Тема «своих-чужих» является не основной, но сквозной в произведении. ХХ старается себя приобщить к тому обществу, в котором вынужден существовать. Например, про свой визит на вокзал он говорит: «Был один японец в пальто, должно быть нездешний», и приобщает себя к жителям страны одним только тем фактом, что может говорить о ком-то «нездешний». Но в чужой стране ХХ может оставаться только «калекой» – он хромает, когда надевает заграничные дорогие туфли, и «глухонемым» – не знает языка. ХХ даже загадывает АА загадку: «Есть, а нету», и ответ на неё – «я». В том, что ХХ есть, сомневаться не приходится, но с другой стороны, его не существует здесь для остальных. Как, впрочем, и АА, который говорит: «Живём здесь, как две бактерии в утробе некоего организма. Два чужеродных тела. Паразиты или кое-что похуже». Он тоже не спешит влиться в общество – он очень чётко отделяет себя от него: «У нас в перспективе по меньшей мере восемь часов развлечения. Их развлечения». Ближе к концу пьесы ХХ уже радикально высказывается по поводу своего отношения к иностранцам: «Не люди это» – «Нет?» – «Нет. Тут нету людей» – «Где же они, по-твоему, есть?» – «У нас». И обращается к АА: «С кем тебе ещё говорить, как не со мной? С ними?
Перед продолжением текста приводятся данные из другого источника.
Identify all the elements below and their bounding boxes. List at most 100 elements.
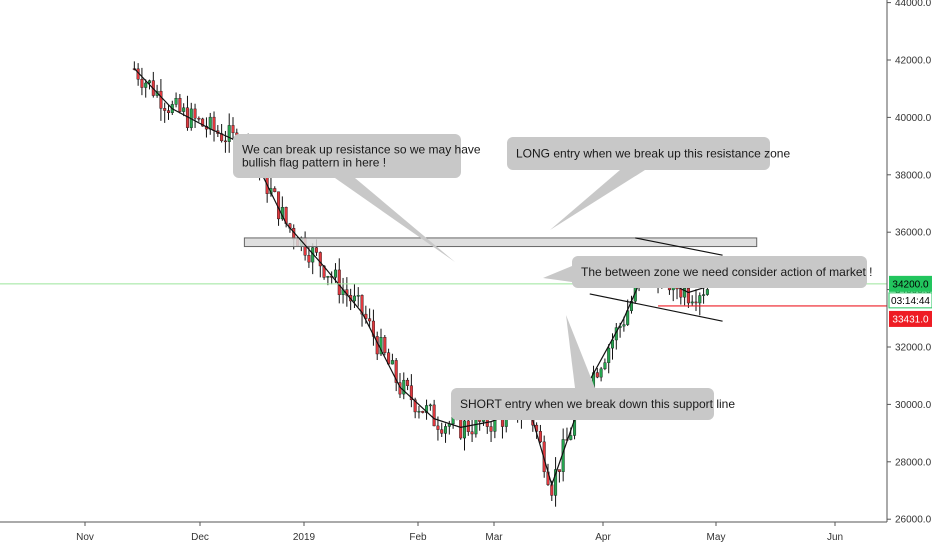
candle-up bbox=[356, 295, 360, 297]
candle-down bbox=[231, 125, 235, 134]
candle-up bbox=[333, 269, 337, 278]
x-tick-label: Mar bbox=[485, 532, 503, 543]
candle-down bbox=[273, 188, 277, 193]
bubble-box bbox=[233, 134, 461, 178]
candle-down bbox=[406, 379, 410, 386]
candle-up bbox=[622, 324, 626, 327]
x-tick-label: Feb bbox=[409, 532, 427, 543]
y-tick-label: 44000.0 bbox=[895, 0, 932, 9]
candle-down bbox=[409, 385, 413, 401]
candle-down bbox=[166, 110, 170, 114]
bubble-box bbox=[451, 388, 714, 420]
flag-upper-line bbox=[635, 237, 723, 256]
candle-up bbox=[554, 469, 558, 496]
candle-up bbox=[603, 362, 607, 370]
candle-down bbox=[201, 118, 205, 127]
candle-up bbox=[428, 404, 432, 407]
candle-up bbox=[444, 426, 448, 434]
y-tick-label: 26000.0 bbox=[895, 515, 932, 526]
annotations-layer: We can break up resistance so we may hav… bbox=[233, 134, 873, 420]
annotation-bubble: The between zone we need consider action… bbox=[543, 256, 873, 288]
annotation-text: bullish flag pattern in here ! bbox=[242, 156, 386, 170]
y-tick-label: 30000.0 bbox=[895, 400, 932, 411]
annotation-bubble: LONG entry when we break up this resista… bbox=[507, 137, 790, 230]
candle-up bbox=[379, 337, 383, 355]
x-tick-label: Jun bbox=[827, 532, 843, 543]
candle-up bbox=[683, 288, 687, 298]
candle-up bbox=[705, 289, 709, 295]
bubble-box bbox=[507, 137, 770, 170]
candle-down bbox=[337, 269, 341, 296]
candle-up bbox=[599, 368, 603, 378]
candle-down bbox=[360, 295, 364, 315]
candle-down bbox=[538, 431, 542, 443]
x-tick-label: Nov bbox=[76, 532, 94, 543]
candle-up bbox=[463, 420, 467, 439]
bubble-pointer bbox=[543, 266, 572, 282]
candle-down bbox=[413, 399, 417, 413]
current-price-label: 34200.0 bbox=[892, 279, 929, 290]
candle-up bbox=[182, 107, 186, 112]
x-tick-label: May bbox=[707, 532, 726, 543]
candle-down bbox=[394, 360, 398, 383]
resistance-zone bbox=[243, 237, 758, 248]
candle-up bbox=[390, 360, 394, 365]
y-tick-label: 28000.0 bbox=[895, 457, 932, 468]
candle-up bbox=[607, 347, 611, 363]
x-axis[interactable]: Nov Dec 2019 Feb Mar Apr May Jun bbox=[0, 521, 887, 543]
bubble-pointer bbox=[566, 315, 595, 388]
y-tick-label: 40000.0 bbox=[895, 113, 932, 124]
candle-down bbox=[159, 90, 163, 109]
candle-up bbox=[352, 295, 356, 302]
candle-up bbox=[227, 125, 231, 142]
x-tick-label: 2019 bbox=[293, 532, 316, 543]
candle-up bbox=[569, 435, 573, 440]
candle-down bbox=[307, 255, 311, 263]
candle-down bbox=[383, 337, 387, 353]
candle-down bbox=[489, 426, 493, 432]
candle-down bbox=[368, 318, 372, 322]
candle-down bbox=[686, 288, 690, 304]
candle-down bbox=[557, 469, 561, 472]
annotation-bubble: SHORT entry when we break down this supp… bbox=[451, 315, 735, 420]
candle-up bbox=[174, 98, 178, 105]
candle-up bbox=[208, 116, 212, 130]
candle-up bbox=[148, 80, 152, 84]
candle-up bbox=[690, 301, 694, 304]
current-price-tag bbox=[889, 275, 932, 292]
candle-down bbox=[178, 98, 182, 112]
candle-up bbox=[417, 410, 421, 413]
candle-up bbox=[326, 276, 330, 278]
candle-down bbox=[679, 288, 683, 298]
candle-down bbox=[193, 108, 197, 119]
support-price-tag bbox=[889, 310, 932, 327]
candle-down bbox=[140, 79, 144, 88]
candle-down bbox=[440, 429, 444, 434]
x-tick-label: Apr bbox=[595, 532, 611, 543]
y-tick-label: 42000.0 bbox=[895, 56, 932, 67]
candle-up bbox=[702, 294, 706, 296]
bubble-pointer bbox=[335, 178, 455, 262]
y-axis[interactable]: 44000.042000.040000.038000.036000.034000… bbox=[886, 0, 932, 526]
candle-down bbox=[223, 140, 227, 143]
candle-down bbox=[436, 425, 440, 430]
candle-down bbox=[212, 116, 216, 131]
candle-down bbox=[694, 301, 698, 304]
x-tick-label: Dec bbox=[191, 532, 209, 543]
candle-down bbox=[595, 372, 599, 378]
flag-lower-line bbox=[589, 293, 723, 322]
bubble-pointer bbox=[550, 170, 645, 230]
candle-up bbox=[425, 405, 429, 413]
y-tick-label: 36000.0 bbox=[895, 228, 932, 239]
y-tick-label: 38000.0 bbox=[895, 170, 932, 181]
candle-down bbox=[314, 247, 318, 253]
candle-down bbox=[470, 431, 474, 435]
support-price-label: 33431.0 bbox=[892, 314, 929, 325]
candle-down bbox=[318, 252, 322, 267]
annotation-text: SHORT entry when we break down this supp… bbox=[460, 397, 735, 411]
candle-down bbox=[432, 404, 436, 427]
annotation-text: LONG entry when we break up this resista… bbox=[516, 147, 790, 161]
bubble-box bbox=[572, 256, 867, 288]
annotation-bubble: We can break up resistance so we may hav… bbox=[233, 134, 481, 262]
То-то и оно, что нет. <…> А земляк земляка всегда поймёт». Отчуждённые от остальных они вынуждены всё время обращаться друг к другу. Персонажи сначала кажутся типичными представителями своих классов, но даже в этой замкнутости они получают своё развитие. На основе этой разницы персонажи отдаляют себя друг от друга: «О Боже! Боже моих предков… И твоих. Порой я, правда, спрашиваю себя, действительно ли у них был общий Бог». ХХ называет АА «интеллигентом», «белоручкой», «барином», АА тоже не скупится на обвинения ХХ в недалёкости. Однако их схожесть заметна, особенно для зрителя: оба бритые, в пиджаках и галстуках, симметрично сидят за одним столом; они равны перед властью, и на условный пожар смотрят с одного положения – и как члены свиты Нерона (стоя на отдалении, потому что гореть будет у «них», а не у «нас»), и как рабы – снизу. В этот момент АА произносит фразу «И дом этот не наш, и свобода не наша». И здесь мне бы хотелось поговорить о самой главной теме пьесы – теме свободы.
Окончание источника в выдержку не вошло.